For reasons we’re all tired of hearing about, the precautions of the past year and a half haven’t spared beer drinkers.
More often than not, meeting friends for beers now means picking a place with outdoor seating and taking our IPAs, pilsners, porters and ambers outside.
Local pubs and breweries have responded responsibly, helpfully dragging heaters and fire pits onto their patios as winter descended and setting up cooling misters to relieve the swelter of summer.
All this has led more than one local beer sage to conclude that outdoor drinking really isn’t that bad. In fact, maybe it’s even better.
And that leads to a natural question: Is beer better indoors or outside?
Depends who you ask.
Linda Kane, payroll administrator at Catholic Charities in Yakima, didn’t hesitate.
“Outdoors,” she said. “Everything tastes better outdoors.”
“Around the fire, in the mountains after a good ride on a good horse,” added Selah’s Su Griffin.
Besides, as one retiree put it: “Belching is less frowned upon and it doesn’t matter where the peanut shells go.”
Tough to argue with any of that. Campfires and rigorous outdoor activity just seem to call for a cold one — preferably pulled from a cooler full of ice.
On the other hand, exactly what kind of cold one are we talking about? Because for some folks, the brand of the brew sets the venue.
“Depends on the beer,” said former Yakima resident Gary Nelson. “Most beer is great outdoors, but a pint of Guinness, it seems to me, just doesn’t taste right unless it’s inside a pub.”
Or maybe outdoors vs. indoors is more of an extrovert vs. introvert thing?
Richland’s Pete Christensen, for instance, favors inside — “Where I don’t have to talk to anyone.”
A diplomatic guy like former Yakima Mayor Micah Cawley staked out the middle ground. “I think the answer is both,” said Cawley, who these days is Midwest regional key account sales manager for John I. Haas Inc.
“Some days you just need to get outside and enjoy a fresh beer in natural surroundings. Other days you find yourself in a cool taproom tasting through a flight of new and flavorful brews.”
Reesha Cosby, president of the Yakima branch of the NAACP and a local radio personality, can see good points on both sides, too.
“Well, while it is tempting to say it is better to drink beer indoors to drown out the sound of kids screaming, I think it is better to drink beer outdoors with your friends,” she said. “Because friends make beer taste better — especially when your friends have a pool.”
With all these thoughts splashing and foaming up, we figured it was time to call in an expert.
So we called on Yakima Magazine’s resident beer aficionado, Ryan Messer.
“It’s gotta be outside,” he said. “If you’re drinking a beer outside, you’re more often than not enjoying life to the fullest. You could be chatting or eating on the deck with friends, out on the water, laying by a pool, camping — you name it. There’s also few things that beat a cold beer after a tough outdoor project.”

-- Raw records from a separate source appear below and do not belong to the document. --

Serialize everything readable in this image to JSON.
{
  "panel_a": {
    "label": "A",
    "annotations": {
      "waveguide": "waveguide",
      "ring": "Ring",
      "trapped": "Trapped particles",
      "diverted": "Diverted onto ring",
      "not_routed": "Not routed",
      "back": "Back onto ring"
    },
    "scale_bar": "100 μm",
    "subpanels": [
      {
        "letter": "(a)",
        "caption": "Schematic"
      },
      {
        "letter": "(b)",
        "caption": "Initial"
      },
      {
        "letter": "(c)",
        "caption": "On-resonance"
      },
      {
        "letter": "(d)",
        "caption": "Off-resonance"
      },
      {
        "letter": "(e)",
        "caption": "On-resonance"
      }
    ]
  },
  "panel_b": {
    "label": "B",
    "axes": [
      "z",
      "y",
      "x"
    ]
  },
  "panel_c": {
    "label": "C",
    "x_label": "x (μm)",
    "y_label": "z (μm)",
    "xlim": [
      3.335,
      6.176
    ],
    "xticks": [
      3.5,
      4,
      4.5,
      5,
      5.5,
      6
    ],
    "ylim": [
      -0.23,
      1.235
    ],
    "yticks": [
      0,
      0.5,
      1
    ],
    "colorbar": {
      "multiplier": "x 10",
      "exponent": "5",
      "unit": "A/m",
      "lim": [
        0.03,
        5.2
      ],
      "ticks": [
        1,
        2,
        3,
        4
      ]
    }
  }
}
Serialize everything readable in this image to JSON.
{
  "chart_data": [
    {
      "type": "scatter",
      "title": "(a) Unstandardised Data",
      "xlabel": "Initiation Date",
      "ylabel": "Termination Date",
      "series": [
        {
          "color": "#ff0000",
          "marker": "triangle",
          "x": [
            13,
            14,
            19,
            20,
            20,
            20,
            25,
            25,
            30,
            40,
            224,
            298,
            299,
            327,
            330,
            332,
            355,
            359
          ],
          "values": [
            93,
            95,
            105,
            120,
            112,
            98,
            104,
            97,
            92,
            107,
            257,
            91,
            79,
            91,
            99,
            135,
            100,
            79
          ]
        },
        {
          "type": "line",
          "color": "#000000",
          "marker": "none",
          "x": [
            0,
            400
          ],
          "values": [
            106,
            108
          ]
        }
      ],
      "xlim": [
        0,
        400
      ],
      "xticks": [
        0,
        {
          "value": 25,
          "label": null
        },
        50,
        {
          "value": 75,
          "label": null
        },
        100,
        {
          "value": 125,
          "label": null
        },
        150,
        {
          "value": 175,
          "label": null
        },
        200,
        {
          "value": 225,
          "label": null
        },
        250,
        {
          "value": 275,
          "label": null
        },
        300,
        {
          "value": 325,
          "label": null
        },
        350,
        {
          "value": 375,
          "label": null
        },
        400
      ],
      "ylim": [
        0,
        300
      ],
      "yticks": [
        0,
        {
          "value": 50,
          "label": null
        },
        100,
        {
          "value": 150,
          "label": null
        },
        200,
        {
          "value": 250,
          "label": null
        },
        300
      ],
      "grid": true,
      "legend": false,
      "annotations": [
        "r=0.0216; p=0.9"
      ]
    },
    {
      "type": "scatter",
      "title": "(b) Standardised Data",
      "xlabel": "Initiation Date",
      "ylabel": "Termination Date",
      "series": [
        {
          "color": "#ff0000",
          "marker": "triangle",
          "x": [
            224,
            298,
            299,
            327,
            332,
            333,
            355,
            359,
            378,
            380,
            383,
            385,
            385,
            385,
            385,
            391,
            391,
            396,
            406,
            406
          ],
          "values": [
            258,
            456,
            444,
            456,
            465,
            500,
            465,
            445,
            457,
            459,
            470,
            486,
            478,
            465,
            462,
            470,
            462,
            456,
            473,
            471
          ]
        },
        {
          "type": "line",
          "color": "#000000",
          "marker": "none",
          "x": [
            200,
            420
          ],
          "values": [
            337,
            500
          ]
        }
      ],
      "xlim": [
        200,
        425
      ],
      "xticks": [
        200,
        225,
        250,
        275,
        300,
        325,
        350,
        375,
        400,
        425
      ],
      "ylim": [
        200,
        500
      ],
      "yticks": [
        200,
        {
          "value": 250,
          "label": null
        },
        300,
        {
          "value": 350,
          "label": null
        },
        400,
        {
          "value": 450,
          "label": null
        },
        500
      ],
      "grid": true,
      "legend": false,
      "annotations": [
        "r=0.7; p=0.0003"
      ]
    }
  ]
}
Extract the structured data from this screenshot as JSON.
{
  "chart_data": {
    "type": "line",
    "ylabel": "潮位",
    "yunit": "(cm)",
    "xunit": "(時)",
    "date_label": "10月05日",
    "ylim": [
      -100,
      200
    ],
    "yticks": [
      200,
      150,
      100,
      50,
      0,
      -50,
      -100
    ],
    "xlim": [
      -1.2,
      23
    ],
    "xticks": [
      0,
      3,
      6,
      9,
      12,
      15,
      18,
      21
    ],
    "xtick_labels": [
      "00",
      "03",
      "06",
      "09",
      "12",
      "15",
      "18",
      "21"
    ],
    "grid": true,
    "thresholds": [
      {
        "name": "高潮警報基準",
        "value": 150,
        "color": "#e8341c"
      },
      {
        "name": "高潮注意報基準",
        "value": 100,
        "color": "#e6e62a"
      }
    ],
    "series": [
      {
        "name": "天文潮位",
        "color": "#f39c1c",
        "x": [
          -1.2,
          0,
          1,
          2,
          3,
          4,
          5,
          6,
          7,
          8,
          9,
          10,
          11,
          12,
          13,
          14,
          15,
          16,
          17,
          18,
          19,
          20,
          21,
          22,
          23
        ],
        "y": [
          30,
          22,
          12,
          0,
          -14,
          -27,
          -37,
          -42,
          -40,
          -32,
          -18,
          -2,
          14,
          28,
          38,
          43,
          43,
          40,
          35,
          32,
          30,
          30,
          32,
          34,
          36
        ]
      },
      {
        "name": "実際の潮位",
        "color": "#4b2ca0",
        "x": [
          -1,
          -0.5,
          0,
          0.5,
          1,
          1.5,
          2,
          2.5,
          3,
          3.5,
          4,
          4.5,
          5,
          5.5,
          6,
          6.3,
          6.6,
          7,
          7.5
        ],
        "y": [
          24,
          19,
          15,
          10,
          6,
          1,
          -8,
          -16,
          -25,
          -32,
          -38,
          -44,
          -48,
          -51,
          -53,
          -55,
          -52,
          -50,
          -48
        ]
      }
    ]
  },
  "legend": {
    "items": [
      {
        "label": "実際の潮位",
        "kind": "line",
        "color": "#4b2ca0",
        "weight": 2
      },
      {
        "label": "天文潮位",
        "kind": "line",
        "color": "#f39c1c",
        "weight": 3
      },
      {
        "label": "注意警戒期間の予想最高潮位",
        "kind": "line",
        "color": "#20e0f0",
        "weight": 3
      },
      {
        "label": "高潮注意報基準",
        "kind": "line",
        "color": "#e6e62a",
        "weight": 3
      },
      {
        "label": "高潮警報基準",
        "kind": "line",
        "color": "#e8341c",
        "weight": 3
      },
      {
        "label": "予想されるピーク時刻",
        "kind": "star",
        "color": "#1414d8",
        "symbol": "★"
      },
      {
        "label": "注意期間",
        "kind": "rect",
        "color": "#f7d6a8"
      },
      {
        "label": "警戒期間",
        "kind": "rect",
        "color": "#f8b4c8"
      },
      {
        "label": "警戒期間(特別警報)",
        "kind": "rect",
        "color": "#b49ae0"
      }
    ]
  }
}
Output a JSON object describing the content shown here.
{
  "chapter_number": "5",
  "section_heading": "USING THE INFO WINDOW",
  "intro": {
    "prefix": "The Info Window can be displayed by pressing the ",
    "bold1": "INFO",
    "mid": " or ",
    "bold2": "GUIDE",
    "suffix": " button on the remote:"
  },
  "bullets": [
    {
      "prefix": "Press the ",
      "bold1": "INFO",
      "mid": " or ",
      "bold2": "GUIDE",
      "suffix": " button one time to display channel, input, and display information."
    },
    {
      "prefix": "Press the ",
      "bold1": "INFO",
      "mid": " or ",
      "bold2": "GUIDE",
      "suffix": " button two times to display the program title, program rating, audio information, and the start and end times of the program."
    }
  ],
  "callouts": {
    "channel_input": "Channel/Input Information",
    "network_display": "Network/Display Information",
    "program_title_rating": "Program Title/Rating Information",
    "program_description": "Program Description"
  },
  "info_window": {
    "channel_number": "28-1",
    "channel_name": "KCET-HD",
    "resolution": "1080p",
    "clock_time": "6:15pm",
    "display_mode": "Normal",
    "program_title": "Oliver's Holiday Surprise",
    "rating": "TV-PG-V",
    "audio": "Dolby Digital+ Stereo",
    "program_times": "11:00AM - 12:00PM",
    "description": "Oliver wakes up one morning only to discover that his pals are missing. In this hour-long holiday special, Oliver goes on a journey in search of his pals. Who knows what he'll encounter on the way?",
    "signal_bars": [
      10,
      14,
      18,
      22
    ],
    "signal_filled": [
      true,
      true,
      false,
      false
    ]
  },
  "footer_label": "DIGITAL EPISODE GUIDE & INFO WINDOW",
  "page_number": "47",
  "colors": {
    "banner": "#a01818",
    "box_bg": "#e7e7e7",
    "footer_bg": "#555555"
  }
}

Good points. Guess that’s why he’s our beer expert.
Messer even has some staggering studies to back up his conclusions:
“I’ve tried to recollect all of my beer drinking experiences for this answer. My statistics tell me there is a 63.2% chance you will have a better time with a cold one outdoors.”
Hmm. Not sure how reliable his calculations are, but he’s probably somewhere near the right answer.
If anybody would have the actual right answer, you’d think it’d be somebody like Derrick Nordberg. He’s the owner and brewer at Cowiche Creek Brewing Co.
“The best place to have a beer is both,” he said. “Inside your tractor, outside in your field drinking a beer you made while harvesting the crops you worked so hard to grow. There is nothing more refreshing but also rewarding than that feeling.”
Yeah. Hard to imagine anything better than that. We’re glad guys like Nordberg are out there, keeping the beer flowing.
And with that, we’ll grab our glass and show ourselves out.